Every year during Easter time, people purchase bunnies, chicks, and ducklings as pets. They’re tiny, soft, and sweet. But many of these babies suffer as a reward for their cuteness and as the price of growing up.
What happens when Easter passes and the animals grow up?
- They remain loved members of families. These are the lucky few.
- Their new humans abandon them, leaving them to fend for themselves in the wild, which usually means death.
- Their humans relinquish them to shelters. This is better than certain death but still carries a higher possibility of death than if kept and cared for.
- They’re left caged or otherwise neglected without much care or attention. This results in a sad life, at the very least, with a decent probability of sickness and/or behavioral problems.
Too often, people don’t realize how much and what type of care and space these babes need.
Rabbits live 10 years or more. It’s as long a commitment as caring for a dog or cat is.
They’re not like other pets in that you can pick them up and snuggle with them. Because they’re prey animals, they frighten easily. They may kick and scratch when trying to wrestle free from a hold. Some who purchase bunnies for their children see this as bad behavior instead of normal behavior, and the animal suffers.
Rabbits need space. They shouldn’t be cramped inside little cages and neglected. They need space for a litter box, water, food, bedding, toys, and exercise. They need to walk and jump around. They need protection from the weather, predators, and parasites. They also need loving attention from humans. Boredom and confinement = depression, illness, behavioral problems, and early death. Think of living all your life alone in a small bathroom.
Another factor many don’t consider about rabbits veterinarian care. Rabbits need it, the same as cats and dogs. It costs money and time.
Chickens and ducks aren’t much different. They need space, shelter, consistent care, clean water, particular food, attention, and protection from weather and predators. They also make noise, which could annoy your neighbors. Unkempt living spaces create nasty smells and attract rodents and insects. Many cities have zoning laws that prohibit keeping chickens and ducks.

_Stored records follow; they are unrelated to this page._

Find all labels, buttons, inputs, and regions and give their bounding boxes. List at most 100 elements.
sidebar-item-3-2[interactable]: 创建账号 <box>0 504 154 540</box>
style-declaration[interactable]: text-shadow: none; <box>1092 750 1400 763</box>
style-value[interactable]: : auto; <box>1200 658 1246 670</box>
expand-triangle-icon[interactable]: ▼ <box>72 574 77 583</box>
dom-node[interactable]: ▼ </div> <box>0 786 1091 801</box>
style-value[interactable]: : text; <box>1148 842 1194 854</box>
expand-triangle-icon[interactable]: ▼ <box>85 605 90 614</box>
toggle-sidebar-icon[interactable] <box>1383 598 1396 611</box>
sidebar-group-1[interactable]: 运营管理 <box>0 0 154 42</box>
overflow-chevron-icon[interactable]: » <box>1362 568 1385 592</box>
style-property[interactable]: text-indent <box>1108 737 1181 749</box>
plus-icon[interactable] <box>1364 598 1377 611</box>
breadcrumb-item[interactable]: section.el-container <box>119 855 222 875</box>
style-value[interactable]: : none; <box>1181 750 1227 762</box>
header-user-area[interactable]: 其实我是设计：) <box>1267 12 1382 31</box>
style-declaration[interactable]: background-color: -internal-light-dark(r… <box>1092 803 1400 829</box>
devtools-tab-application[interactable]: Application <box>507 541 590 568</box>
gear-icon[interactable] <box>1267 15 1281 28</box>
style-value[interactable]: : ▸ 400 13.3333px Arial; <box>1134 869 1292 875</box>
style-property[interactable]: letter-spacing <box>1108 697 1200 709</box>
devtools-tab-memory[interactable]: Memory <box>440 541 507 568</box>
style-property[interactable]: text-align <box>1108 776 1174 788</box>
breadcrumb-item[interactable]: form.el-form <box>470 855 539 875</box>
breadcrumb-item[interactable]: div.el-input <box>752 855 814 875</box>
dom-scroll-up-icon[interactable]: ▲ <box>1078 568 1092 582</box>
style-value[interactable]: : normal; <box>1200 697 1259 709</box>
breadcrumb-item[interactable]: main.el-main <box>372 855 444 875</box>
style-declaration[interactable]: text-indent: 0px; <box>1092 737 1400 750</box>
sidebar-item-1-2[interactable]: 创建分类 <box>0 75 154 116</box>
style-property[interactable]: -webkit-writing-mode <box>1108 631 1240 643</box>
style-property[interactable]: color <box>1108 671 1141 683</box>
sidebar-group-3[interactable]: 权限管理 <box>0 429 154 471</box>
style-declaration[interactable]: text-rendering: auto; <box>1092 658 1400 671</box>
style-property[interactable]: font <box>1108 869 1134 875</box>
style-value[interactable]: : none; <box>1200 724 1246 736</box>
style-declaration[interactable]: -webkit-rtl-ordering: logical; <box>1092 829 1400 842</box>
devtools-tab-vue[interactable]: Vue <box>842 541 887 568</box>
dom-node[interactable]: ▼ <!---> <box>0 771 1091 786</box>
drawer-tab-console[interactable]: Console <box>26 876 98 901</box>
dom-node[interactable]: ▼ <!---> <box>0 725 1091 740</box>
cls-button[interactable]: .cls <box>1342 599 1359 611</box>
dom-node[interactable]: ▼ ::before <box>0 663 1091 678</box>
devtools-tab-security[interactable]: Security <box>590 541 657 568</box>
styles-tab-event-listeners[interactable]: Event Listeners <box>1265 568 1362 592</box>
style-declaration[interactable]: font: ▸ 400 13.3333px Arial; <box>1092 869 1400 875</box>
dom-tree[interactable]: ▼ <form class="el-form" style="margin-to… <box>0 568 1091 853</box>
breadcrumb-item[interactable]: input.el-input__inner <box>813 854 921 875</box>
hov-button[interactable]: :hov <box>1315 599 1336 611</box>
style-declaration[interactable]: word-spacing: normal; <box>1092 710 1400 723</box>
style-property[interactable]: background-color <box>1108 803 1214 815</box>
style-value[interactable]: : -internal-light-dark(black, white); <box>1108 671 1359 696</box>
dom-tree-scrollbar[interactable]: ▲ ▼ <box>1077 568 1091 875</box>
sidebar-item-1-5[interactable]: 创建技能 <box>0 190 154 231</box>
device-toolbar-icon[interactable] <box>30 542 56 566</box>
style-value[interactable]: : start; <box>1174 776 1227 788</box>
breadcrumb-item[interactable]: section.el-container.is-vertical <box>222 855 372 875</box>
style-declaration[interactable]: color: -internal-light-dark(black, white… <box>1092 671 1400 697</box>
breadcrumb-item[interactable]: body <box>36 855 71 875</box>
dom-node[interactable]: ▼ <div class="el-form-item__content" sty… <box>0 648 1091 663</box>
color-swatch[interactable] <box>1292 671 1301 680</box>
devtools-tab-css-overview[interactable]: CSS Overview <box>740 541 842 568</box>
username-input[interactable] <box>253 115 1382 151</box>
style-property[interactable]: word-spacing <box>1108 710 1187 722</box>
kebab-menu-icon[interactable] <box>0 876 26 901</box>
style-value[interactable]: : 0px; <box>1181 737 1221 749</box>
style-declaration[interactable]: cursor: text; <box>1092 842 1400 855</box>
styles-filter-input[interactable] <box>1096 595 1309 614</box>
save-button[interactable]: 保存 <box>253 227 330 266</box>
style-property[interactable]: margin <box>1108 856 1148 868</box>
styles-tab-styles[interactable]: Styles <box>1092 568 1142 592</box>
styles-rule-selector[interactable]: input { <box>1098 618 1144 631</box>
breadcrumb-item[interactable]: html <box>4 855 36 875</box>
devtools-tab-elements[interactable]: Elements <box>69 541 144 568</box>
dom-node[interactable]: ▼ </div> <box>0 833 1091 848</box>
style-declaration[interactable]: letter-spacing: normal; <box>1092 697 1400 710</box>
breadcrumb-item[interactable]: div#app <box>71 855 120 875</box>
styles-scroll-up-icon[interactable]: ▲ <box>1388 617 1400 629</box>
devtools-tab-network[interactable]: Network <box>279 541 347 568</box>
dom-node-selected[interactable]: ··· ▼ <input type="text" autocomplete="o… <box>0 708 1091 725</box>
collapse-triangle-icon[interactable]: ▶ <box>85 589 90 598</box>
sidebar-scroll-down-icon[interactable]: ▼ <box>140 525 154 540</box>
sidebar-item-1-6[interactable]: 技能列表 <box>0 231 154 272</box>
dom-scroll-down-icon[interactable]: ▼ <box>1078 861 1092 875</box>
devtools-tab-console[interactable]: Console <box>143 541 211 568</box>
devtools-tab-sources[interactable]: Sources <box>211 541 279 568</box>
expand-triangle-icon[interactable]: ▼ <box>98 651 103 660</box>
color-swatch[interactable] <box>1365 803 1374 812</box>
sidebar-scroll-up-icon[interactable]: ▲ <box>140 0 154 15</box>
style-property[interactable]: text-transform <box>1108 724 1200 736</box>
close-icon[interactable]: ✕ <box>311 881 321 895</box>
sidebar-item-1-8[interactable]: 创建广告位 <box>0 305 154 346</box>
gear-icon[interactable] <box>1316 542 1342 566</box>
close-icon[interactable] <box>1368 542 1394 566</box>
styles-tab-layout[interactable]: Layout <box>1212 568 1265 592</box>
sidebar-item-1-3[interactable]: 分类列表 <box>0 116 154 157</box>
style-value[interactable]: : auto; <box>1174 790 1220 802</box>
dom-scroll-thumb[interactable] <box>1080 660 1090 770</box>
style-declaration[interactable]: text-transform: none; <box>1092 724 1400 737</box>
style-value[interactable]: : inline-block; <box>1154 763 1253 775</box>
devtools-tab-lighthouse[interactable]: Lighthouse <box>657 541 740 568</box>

As if all that weren’t enough, there’s more. Sexing baby chicks is sometimes a crap-shoot. Often, the sweet baby hens people think they’ve purchased grow up to be noisy adult roosters. Roosters are often illegal to keep even in city zones that allow backyard hens.
Why, with all the available information about this, do people keep purchasing these poor babies?
There are two reasons: people believe they’ll be different or they don’t care. There’s probably a small percentage of people still unaware of the problem, but I’m sure it’s very small.
What can we do about it?
I imagine most people who know of this and still buy bunnies, chicks, and ducklings don’t think this will happen to them. If they were right, this wouldn’t be as much of a problem as it is.
If you are considering purchasing a live Easter animal, do a lot of research first. Know what you’re getting into and what you’re required to do to keep this animal safe and happy for the rest of its life. Have a strong commitment.
Keep spreading the word. If you know someone considering buying one of these babes, talk to them. Pass the story along. Share information. No matter how many times something is said, if the problem persists, it still needs saying.
Find alternatives. Buy chocolate or stuffed animals instead of live animals. If you’re still set on the living, adopt adult from a local shelter. There are plenty of homeless pets including rabbits and chickens waiting for homes.
If you remember nothing else, remember this: animals are not in this world to be our playthings that we can buy, love for a time, and then discard when we’re no longer amused.